The second song, "Disorder in the House," on which Bruce Springsteen shares vocals, is a raucous, rocking extended metaphor on the woes of being house-bound with illness. Zevon was already zombified by morphine when this was recorded, so it might have made more sense to allow Springsteen to take the lead vocal line and have Zevon's weakened one bounce in and out as it suited him, but the reverse was done. It's still fun. Play it loud.

The next song is a by-the-numbers remake of Dylan's "Knocking on Heaven's Door." Maybe this was as ironic as it gets.

"Numb as a Statue," might be drawn from Zevon's long-ago fight with alcoholism, or perhaps "I'm gonna beg, borrow, or steal some feelings from you/ so I can have some feelings too" is a reference to the pain- and brain-numbing cancer medications. A straightforward rocker, the song features some meaty work from Jackson Browne's lapsteel guitarist David Lindley.

Next is the prettiest song on the CD. "She's Too Good For Me" is about as sincerely self-deprecating as a pop star can get. Zevon's faltering voice on this one should put a lump in your throat.
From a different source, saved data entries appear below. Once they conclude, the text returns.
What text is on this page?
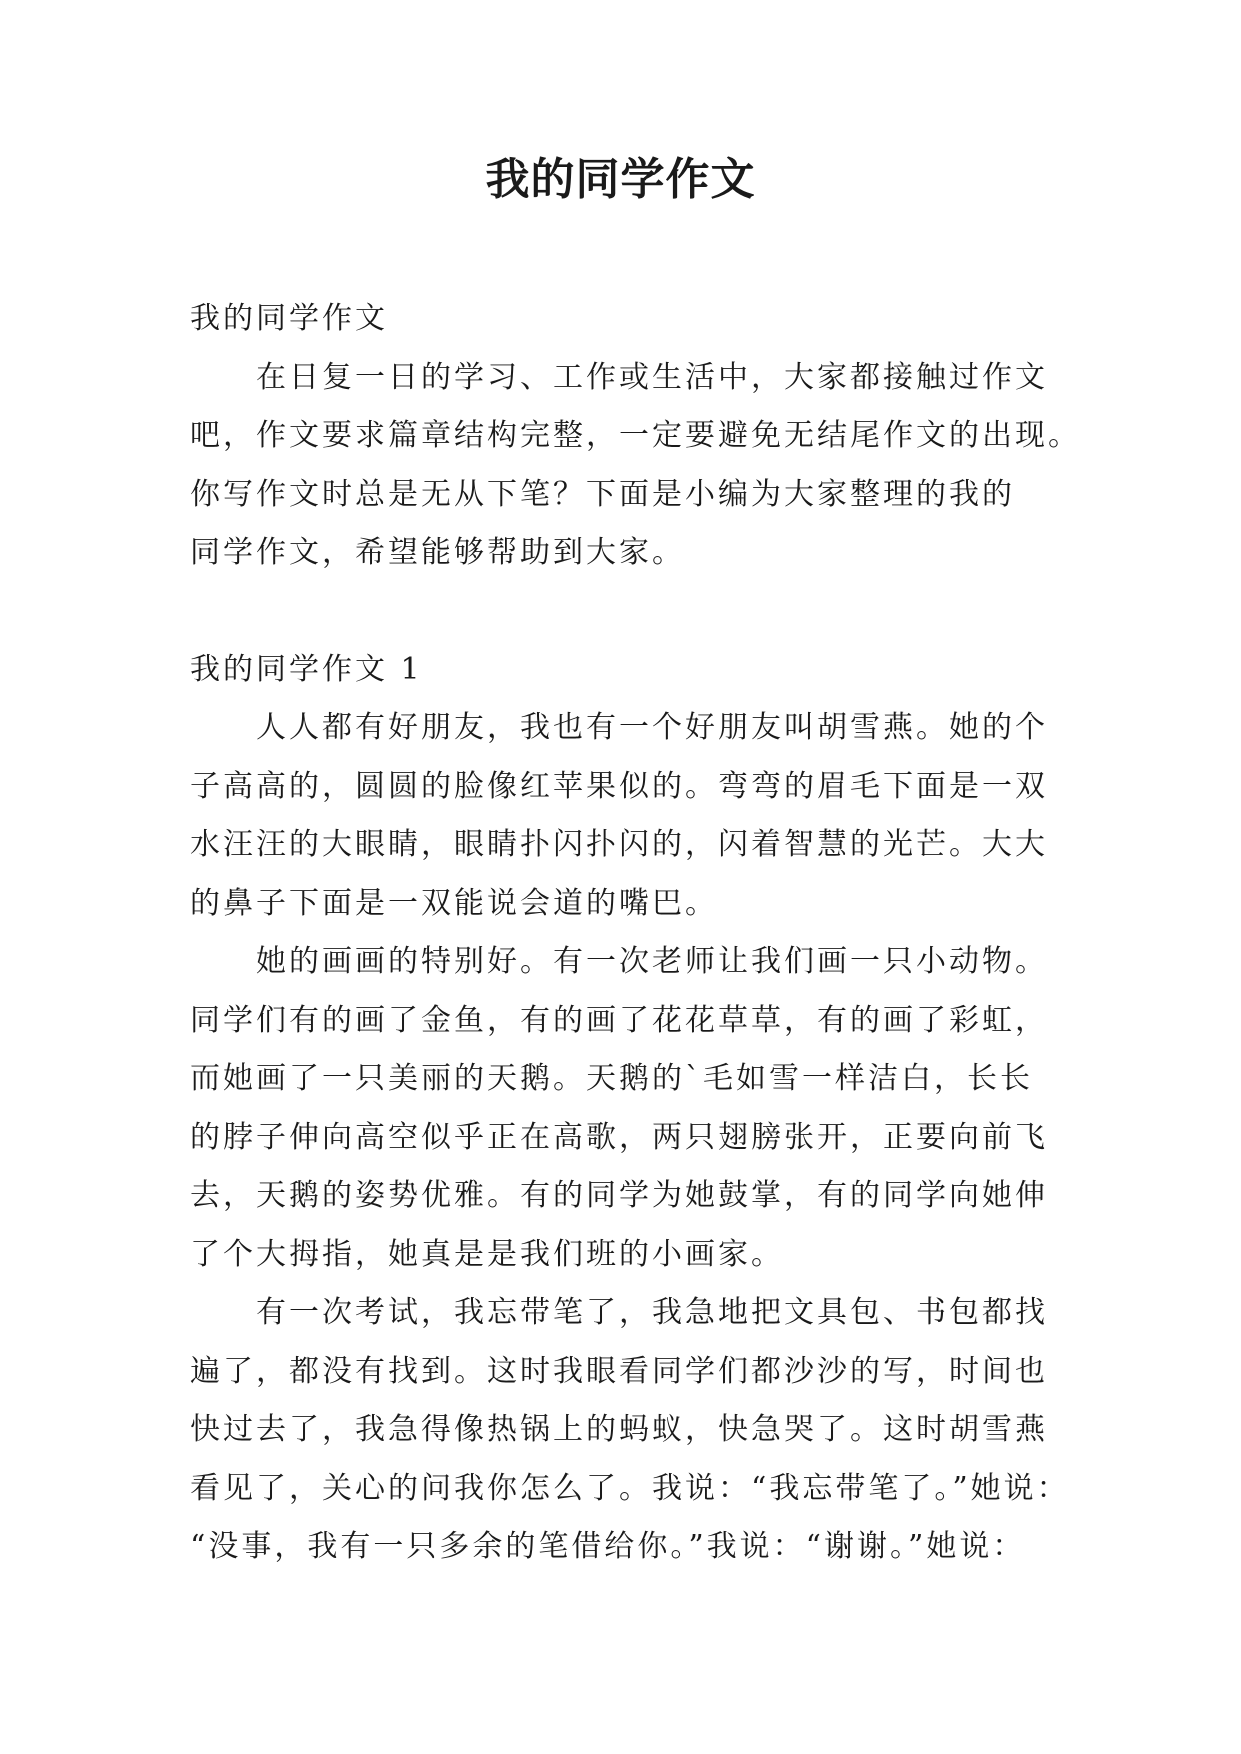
我的同学作文
我的同学作文
在日复一日的学习、工作或生活中，大家都接触过作文
吧，作文要求篇章结构完整，一定要避免无结尾作文的出现。
你写作文时总是无从下笔？下面是小编为大家整理的我的
同学作文，希望能够帮助到大家。
我的同学作文 1
人人都有好朋友，我也有一个好朋友叫胡雪燕。她的个
子高高的，圆圆的脸像红苹果似的。弯弯的眉毛下面是一双
水汪汪的大眼睛，眼睛扑闪扑闪的，闪着智慧的光芒。大大
的鼻子下面是一双能说会道的嘴巴。
她的画画的特别好。有一次老师让我们画一只小动物。
同学们有的画了金鱼，有的画了花花草草，有的画了彩虹，
而她画了一只美丽的天鹅。天鹅的`毛如雪一样洁白，长长
的脖子伸向高空似乎正在高歌，两只翅膀张开，正要向前飞
去，天鹅的姿势优雅。有的同学为她鼓掌，有的同学向她伸
了个大拇指，她真是是我们班的小画家。
有一次考试，我忘带笔了，我急地把文具包、书包都找
遍了，都没有找到。这时我眼看同学们都沙沙的写，时间也
快过去了，我急得像热锅上的蚂蚁，快急哭了。这时胡雪燕
看见了，关心的问我你怎么了。我说：“我忘带笔了。”她说：
“没事，我有一只多余的笔借给你。”我说：“谢谢。”她说：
The hauntingly beautiful "Prison Grove" follows. When Zevon sings "Dug in, hunkered down/hours race without a sound," and Ry Cooder's murky slide guitar growls under the vocals, if a shiver doesn't skitter down your spine, you better get a doctor to check your own pulse.
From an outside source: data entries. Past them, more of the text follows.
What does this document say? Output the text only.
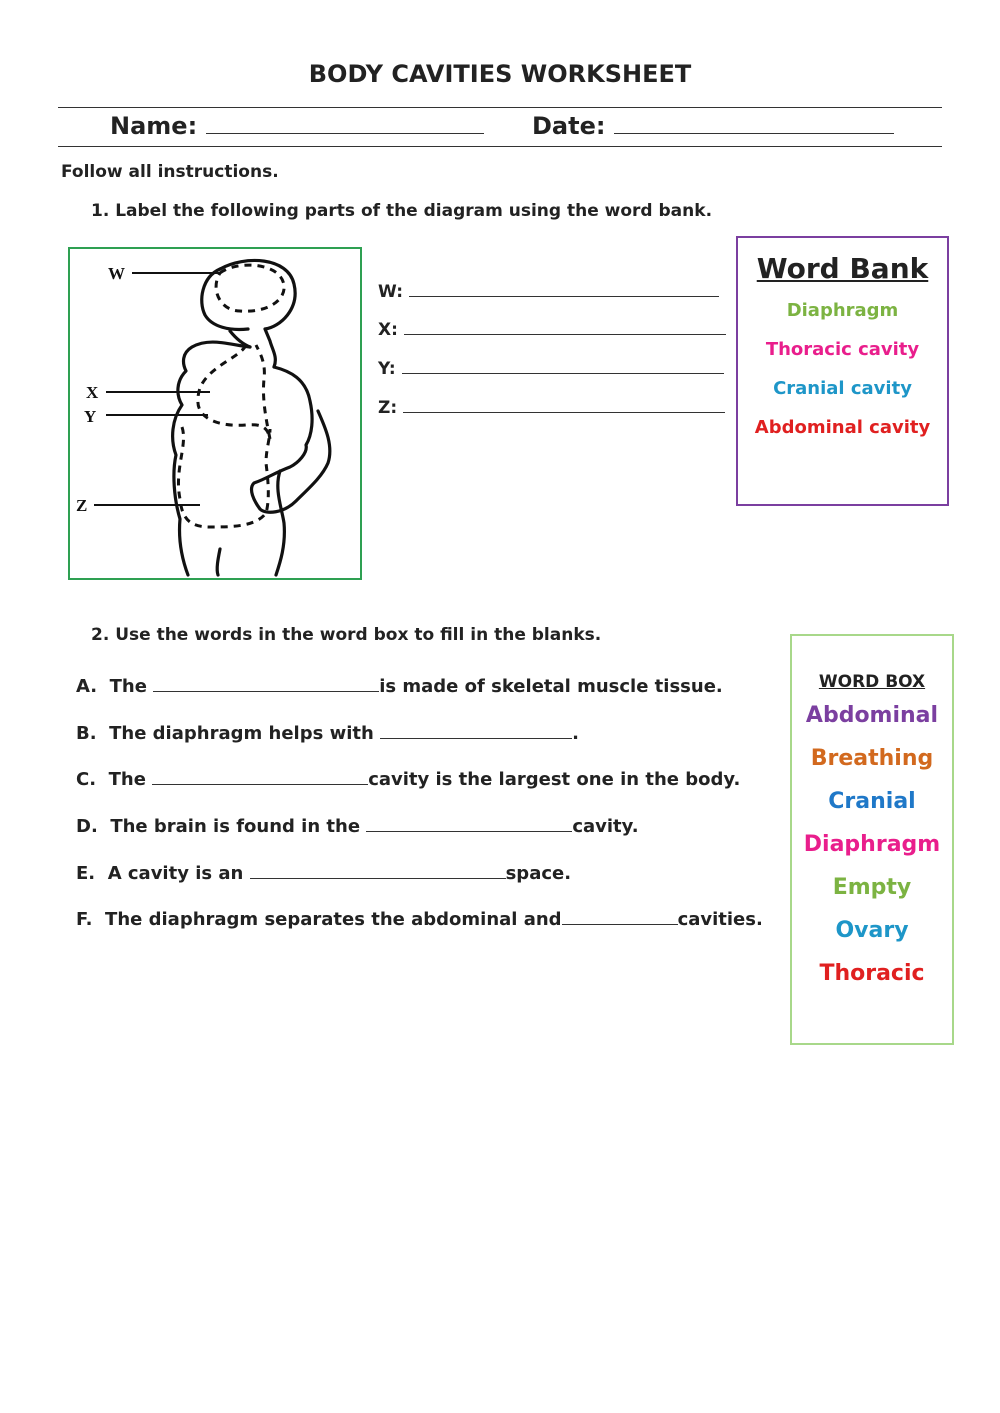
BODY CAVITIES WORKSHEET
Name:	Date:
Follow all instructions.
1. Label the following parts of the diagram using the word bank.
W
X
Y
Z
W:
X:
Y:
Z:
Word Bank
Diaphragm
Thoracic cavity
Cranial cavity
Abdominal cavity
2. Use the words in the word box to fill in the blanks.
A. The	is made of skeletal muscle tissue.
B. The diaphragm helps with	.
C. The	cavity is the largest one in the body.
D. The brain is found in the	cavity.
E. A cavity is an	space.
F. The diaphragm separates the abdominal and	cavities.
WORD BOX
Abdominal
Breathing
Cranial
Diaphragm
Empty
Ovary
Thoracic
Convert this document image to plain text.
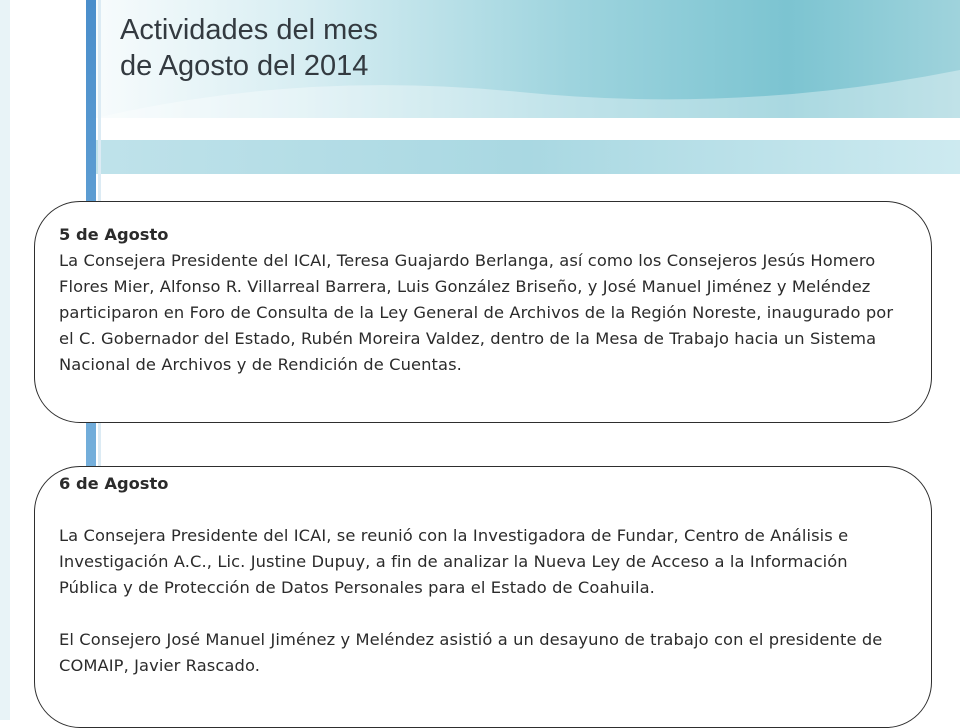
Actividades del mes
de Agosto del 2014
5 de Agosto

La Consejera Presidente del ICAI, Teresa Guajardo Berlanga, así como los Consejeros Jesús Homero Flores Mier, Alfonso R. Villarreal Barrera, Luis González Briseño, y José Manuel Jiménez y Meléndez participaron en Foro de Consulta de la Ley General de Archivos de la Región Noreste, inaugurado por el C. Gobernador del Estado, Rubén Moreira Valdez, dentro de la Mesa de Trabajo hacia un Sistema Nacional de Archivos y de Rendición de Cuentas.

6 de Agosto

La Consejera Presidente del ICAI, se reunió con la Investigadora de Fundar, Centro de Análisis e Investigación A.C., Lic. Justine Dupuy, a fin de analizar la Nueva Ley de Acceso a la Información Pública y de Protección de Datos Personales para el Estado de Coahuila.

El Consejero José Manuel Jiménez y Meléndez asistió a un desayuno de trabajo con el presidente de COMAIP, Javier Rascado.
"El Amor De Mi Vida," the next song, doesn't work. Zevon's falsetto is too weak to carry the tune, and frankly, the lyrics are unconvincing.

Zevon's wonderful sense of irony infuses the next number, "The Rest of the Night." Zevon the vocalist, aping any number of previous party-all-night-long-songs, mindlessly wails "You wanna go home? Why honey? When?/ We may never get this chance again." But we know what the dying lyricist Zevon really means by "the rest of the night." Tom Petty amuses himself shouting the back-up vocals.

Another slow number follows. "Please Stay," is appropriately aching vocally (though Zevon's failing falsetto sometimes grates), but the instrumentation drags rather than marches and the effect is tiring.

On the penultimate song of the album, "Rub Me Raw," Joe Walsh's characteristic slide guitar is somewhat uninspired. But when Zevon howls "Oh no, these blues are gonna rub me raw/ every single cure is against the law," it gets down in your bones.

On the final song, "Keep Me in Your Heart for a While," the instrumentation is sparse, suiting the simplicity of the lyrics. It's an affecting farewell.

There are no true standout tracks, no magnificent ballads like "Carmelita," no macabre laughers like "Werewolves of London," on The Wind. But the songs that are on it, from start to finish, are sturdy representations of Zevon's talents as a songwriter. Somebody else will probably make a hit out of one or two. Which is testament enough to Zevon.